19. Wer so, von Täuschungen befreit, das Wissen von Mir als dem Purushottama besitzt, der verehrt Mich (hat Bhakti für Mich) mit all seinem Wissen und jeder Äußerung seines natürlichen Wesens.

Gita 15.20

iti guhyatamaṁ śāstram idam uktaṁ mayānagha |

etad buddhvā buddhimān syāt kṛta-kṛtyaś ca bhārata ||20||

20. So ist dir nun, O Sündenloser, von Mir das allergeheimste Shastra (die höchste Lehre und Wissenschaft) mitgeteilt worden. Es völlig zu kennen heißt, in seinem Verstehen vollendet und erfolgreich zu sein im höchsten Sinne, O Bharata.
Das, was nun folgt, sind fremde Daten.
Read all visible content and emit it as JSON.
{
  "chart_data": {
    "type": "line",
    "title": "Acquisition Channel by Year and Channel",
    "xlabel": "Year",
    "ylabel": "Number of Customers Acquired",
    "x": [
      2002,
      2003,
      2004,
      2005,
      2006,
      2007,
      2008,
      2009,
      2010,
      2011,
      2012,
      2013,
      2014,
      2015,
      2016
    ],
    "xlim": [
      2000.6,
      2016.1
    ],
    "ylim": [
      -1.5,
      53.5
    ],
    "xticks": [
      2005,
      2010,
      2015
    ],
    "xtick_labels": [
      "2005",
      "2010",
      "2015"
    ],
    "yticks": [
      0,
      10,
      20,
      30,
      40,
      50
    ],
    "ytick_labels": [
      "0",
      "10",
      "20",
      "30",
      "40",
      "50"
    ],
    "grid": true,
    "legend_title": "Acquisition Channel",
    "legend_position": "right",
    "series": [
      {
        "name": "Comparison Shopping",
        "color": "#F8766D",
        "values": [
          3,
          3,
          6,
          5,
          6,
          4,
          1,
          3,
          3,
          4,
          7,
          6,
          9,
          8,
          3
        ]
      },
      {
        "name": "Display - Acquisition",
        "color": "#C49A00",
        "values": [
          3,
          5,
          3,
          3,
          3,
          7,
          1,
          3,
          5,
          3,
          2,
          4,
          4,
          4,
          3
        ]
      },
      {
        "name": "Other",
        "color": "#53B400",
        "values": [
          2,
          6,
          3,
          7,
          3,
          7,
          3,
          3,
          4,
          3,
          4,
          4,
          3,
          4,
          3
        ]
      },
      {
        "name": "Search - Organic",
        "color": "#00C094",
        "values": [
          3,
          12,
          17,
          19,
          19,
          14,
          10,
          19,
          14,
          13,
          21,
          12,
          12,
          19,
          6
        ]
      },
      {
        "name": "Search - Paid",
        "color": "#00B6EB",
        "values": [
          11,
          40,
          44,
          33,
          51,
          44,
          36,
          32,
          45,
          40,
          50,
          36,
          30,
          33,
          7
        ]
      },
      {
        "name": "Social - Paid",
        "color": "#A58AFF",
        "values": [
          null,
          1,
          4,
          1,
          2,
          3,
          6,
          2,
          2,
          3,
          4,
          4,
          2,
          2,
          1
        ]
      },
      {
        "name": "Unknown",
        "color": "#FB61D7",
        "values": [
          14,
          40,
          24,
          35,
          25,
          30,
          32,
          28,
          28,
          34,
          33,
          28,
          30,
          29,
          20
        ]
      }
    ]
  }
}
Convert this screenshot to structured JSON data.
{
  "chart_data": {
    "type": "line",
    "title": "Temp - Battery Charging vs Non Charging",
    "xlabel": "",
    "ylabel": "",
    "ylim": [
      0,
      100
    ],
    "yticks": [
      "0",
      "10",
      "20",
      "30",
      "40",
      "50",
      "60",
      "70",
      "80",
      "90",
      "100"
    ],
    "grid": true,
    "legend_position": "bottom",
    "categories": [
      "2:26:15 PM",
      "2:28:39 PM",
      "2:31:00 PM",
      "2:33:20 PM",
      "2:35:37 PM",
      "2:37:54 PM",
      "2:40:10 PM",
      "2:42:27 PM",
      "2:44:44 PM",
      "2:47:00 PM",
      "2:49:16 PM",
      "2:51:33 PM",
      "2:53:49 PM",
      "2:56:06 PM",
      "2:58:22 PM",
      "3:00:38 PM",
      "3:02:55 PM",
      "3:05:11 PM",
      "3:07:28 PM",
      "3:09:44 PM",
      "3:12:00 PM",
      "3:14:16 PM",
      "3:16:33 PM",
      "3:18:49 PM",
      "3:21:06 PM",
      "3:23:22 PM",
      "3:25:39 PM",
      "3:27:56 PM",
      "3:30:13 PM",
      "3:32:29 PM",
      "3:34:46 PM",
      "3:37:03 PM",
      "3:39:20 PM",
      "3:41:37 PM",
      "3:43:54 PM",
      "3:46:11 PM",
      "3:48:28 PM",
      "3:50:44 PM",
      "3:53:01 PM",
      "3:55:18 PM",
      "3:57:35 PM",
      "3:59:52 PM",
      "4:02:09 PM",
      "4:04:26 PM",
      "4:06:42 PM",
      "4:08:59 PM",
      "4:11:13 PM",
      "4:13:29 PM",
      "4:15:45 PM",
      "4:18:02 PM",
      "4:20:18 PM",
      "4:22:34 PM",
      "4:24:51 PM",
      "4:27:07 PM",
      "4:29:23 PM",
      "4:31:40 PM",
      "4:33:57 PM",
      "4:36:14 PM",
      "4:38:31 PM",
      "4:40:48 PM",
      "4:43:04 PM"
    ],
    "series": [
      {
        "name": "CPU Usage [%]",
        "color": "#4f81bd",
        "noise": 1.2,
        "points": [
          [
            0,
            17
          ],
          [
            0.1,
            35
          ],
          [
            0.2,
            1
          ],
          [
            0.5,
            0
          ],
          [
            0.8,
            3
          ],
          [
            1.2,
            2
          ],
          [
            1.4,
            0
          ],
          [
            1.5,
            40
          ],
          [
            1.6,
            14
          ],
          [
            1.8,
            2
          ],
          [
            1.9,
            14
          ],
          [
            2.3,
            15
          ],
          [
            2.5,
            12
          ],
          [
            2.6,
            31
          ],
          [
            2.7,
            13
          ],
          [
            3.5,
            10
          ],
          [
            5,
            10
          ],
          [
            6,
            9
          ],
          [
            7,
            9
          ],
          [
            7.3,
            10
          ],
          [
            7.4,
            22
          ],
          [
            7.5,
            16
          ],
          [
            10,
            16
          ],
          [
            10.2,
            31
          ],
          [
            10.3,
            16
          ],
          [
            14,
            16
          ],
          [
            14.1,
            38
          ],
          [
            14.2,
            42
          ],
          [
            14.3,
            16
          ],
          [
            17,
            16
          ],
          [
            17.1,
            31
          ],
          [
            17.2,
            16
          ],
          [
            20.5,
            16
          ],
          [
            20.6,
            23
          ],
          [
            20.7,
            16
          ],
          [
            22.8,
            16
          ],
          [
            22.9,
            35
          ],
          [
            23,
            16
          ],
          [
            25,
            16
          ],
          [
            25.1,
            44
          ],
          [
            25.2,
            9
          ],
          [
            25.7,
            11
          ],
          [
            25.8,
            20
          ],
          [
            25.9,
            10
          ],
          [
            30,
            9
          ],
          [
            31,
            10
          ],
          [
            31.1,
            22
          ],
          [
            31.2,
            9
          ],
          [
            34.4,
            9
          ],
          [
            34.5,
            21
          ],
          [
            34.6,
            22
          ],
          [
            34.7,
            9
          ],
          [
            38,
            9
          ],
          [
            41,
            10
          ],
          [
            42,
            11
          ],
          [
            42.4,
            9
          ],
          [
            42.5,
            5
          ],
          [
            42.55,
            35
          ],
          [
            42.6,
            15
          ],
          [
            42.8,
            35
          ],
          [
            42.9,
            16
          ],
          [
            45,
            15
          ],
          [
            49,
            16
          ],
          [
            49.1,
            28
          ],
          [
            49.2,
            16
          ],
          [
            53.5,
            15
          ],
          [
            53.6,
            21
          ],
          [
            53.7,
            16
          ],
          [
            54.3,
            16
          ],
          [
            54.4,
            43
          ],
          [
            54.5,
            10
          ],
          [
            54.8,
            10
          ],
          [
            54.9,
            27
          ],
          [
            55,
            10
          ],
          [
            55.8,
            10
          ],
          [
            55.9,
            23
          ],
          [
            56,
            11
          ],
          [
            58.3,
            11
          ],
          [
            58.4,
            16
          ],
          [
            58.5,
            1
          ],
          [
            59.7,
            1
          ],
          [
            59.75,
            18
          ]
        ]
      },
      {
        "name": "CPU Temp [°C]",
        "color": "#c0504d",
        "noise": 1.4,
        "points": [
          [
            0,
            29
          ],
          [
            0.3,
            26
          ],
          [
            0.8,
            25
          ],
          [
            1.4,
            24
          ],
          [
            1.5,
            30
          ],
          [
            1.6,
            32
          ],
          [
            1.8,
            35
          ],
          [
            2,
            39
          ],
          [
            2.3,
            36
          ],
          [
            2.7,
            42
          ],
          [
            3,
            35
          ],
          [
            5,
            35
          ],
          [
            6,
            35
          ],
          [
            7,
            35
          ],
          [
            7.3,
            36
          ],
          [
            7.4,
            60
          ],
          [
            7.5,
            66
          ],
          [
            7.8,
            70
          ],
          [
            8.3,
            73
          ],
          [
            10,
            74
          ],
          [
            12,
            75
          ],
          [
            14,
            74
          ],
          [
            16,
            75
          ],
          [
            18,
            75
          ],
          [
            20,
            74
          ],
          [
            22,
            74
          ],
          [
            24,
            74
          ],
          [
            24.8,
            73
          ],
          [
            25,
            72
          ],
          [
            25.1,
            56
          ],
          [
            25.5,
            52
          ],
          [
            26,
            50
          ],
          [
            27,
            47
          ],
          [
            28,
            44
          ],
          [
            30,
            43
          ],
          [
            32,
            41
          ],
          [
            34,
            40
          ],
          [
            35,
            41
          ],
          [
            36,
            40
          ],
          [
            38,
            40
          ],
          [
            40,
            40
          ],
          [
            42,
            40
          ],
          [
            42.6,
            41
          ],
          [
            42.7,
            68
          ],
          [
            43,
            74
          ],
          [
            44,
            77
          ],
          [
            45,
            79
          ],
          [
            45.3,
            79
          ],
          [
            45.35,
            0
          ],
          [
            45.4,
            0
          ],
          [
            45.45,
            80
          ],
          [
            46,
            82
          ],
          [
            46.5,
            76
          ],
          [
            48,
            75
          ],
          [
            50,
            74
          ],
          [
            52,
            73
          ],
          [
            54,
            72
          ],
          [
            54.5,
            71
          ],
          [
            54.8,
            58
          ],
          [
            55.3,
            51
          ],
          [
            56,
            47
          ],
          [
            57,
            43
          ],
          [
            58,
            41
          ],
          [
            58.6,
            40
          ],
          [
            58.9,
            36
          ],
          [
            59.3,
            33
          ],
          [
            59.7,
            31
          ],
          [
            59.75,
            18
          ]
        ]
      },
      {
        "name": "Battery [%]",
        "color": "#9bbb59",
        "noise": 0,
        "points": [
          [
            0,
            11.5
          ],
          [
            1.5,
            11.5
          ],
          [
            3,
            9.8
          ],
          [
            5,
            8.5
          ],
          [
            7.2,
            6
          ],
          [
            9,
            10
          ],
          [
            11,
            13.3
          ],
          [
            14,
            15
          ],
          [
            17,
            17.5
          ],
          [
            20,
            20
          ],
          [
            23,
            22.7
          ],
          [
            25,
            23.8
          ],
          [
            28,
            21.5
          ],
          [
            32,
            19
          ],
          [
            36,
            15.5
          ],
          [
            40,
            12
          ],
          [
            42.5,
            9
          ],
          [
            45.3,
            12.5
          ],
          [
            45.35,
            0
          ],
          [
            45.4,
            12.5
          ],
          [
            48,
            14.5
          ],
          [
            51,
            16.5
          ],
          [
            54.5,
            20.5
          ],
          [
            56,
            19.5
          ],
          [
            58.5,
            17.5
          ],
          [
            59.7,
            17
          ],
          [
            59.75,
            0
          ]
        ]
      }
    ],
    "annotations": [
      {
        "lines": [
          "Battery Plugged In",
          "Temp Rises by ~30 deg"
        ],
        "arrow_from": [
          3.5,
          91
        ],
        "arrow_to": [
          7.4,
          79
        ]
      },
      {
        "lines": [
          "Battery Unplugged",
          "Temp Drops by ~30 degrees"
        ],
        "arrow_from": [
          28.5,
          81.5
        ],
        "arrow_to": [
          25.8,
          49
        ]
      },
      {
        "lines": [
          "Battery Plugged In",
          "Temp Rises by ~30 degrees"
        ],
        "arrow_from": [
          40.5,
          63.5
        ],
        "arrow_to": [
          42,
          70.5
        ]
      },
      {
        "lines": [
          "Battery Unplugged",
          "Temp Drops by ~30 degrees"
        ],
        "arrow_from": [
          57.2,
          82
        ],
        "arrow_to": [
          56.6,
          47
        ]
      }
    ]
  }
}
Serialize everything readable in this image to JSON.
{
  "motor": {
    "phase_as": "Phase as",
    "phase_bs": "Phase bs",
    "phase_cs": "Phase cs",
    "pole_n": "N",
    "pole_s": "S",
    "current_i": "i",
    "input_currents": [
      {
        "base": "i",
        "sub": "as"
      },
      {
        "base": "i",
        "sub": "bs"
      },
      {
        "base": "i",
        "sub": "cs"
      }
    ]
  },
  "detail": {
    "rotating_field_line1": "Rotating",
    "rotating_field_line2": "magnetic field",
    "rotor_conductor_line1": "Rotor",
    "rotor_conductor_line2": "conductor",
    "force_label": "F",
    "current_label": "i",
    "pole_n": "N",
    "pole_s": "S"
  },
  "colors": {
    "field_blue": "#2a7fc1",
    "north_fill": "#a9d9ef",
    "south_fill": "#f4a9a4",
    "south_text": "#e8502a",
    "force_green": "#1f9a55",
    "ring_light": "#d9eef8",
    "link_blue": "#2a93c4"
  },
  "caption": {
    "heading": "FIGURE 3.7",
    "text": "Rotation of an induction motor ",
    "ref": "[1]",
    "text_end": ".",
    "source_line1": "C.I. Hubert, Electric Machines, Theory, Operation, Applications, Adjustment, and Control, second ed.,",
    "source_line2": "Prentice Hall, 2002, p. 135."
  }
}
oṃ tat sat iti śrīmad-bhagavadgītāsūpaniṣatsu brahma-vidyāyāṃ yoga-śāstre śrī-kṛṣṇārjuna-saṃvāde puruṣottama-yogo nāma pañcadaśo 'dhyāyaḥ

Om tat sat. So endet in der vom Herrn gesungenen Upanishad, der Wissenschaft von Brahman, der Schrift vom Yoga und dem Dialog zwischen Sri Krishna und Arjuna das fünfzehnte Kapitel mit dem Titel „Der Yoga der erhabenen Person“.